Когда Сангхак открыл дверь и вошел, я отложила шитье и встала. Он первым сел у двери, после чего присела и я. Ему все еще было неспокойно и неловко со мной.

– Тебе не нужно много раздумывать о нашей теперешней жизни. Дело сделано – двигаемся дальше. Не забивай голову. Я был бы рад, если бы ты пошла в школу английского на плантации. Я вот уже старый, и мне трудно будет выучить другой язык, но тебе… Чтобы жить, нужно, чтобы язык был хорошо подвешен, поэтому начни с английского. Мы не сможем жить на этой плантации вечно. Только не думай об этом слишком долго. На основные наши нужды я заработаю, я еще здоров и достаточно силен, чтобы работать, так что не волнуйся.

Сангхак продолжал говорить: «Не волнуйся, не забивай голову», отчего мне становилось только неуютнее.
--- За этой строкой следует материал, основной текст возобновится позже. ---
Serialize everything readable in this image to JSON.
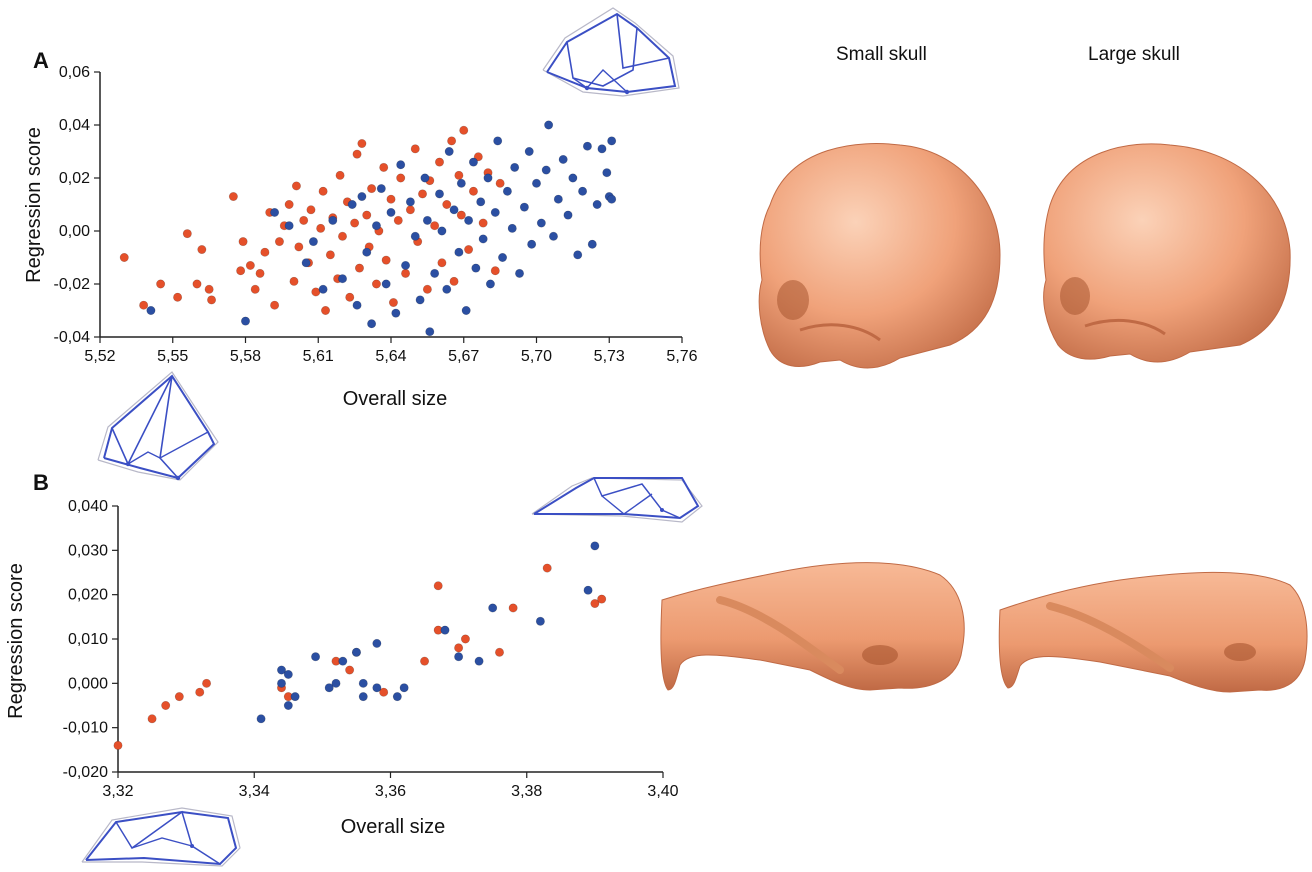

А школа? Я даже не мечтала о подобном. Когда он говорил, сидя спиной ко мне, то в профиль был похож на задумчивого отца, беспокоящегося о будущем дочери. Я не могла с ходу придумать, что ответить. Похоже, он и не ждал ответа. После окончания рассказа наступило неловкое молчание. Казалось, и Сангхак не может избавиться от чувства неловкости.

– Я выйду покурить.

Сангхак ушел и не возвращался до глубокой ночи. Я проснулась от громкого звука дождя, барабанящего по жестяной крыше. Снаружи было темно, и из открытого окна в комнату проникал прохладный воздух. Ливень шумел все громче и громче, а вода, текущая с крыши, раздражала слух. Наверное, красная глина, скопившаяся на кровле, этой ночью смоется начисто.

Я перевернулась, чтобы снова заснуть, но тут мое внимание привлек темный предмет, лежащий на полу. Это был Сангхак, который спал, свернувшись калачиком. Даже со спины он казался неприступным, словно отталкивая меня. И долго он так лежит на этом холодном полу? Откуда взялась такая глубокая тьма между нами?

Я тихонько привстала, а затем снова легла. Действительно ли я приняла мудрое решение для всех четверых? Вопрос без ответа. Я закрыла глаза. Внезапно шум дождя утих. Ветер, казавшийся прохладным, постепенно стал теплым и липким.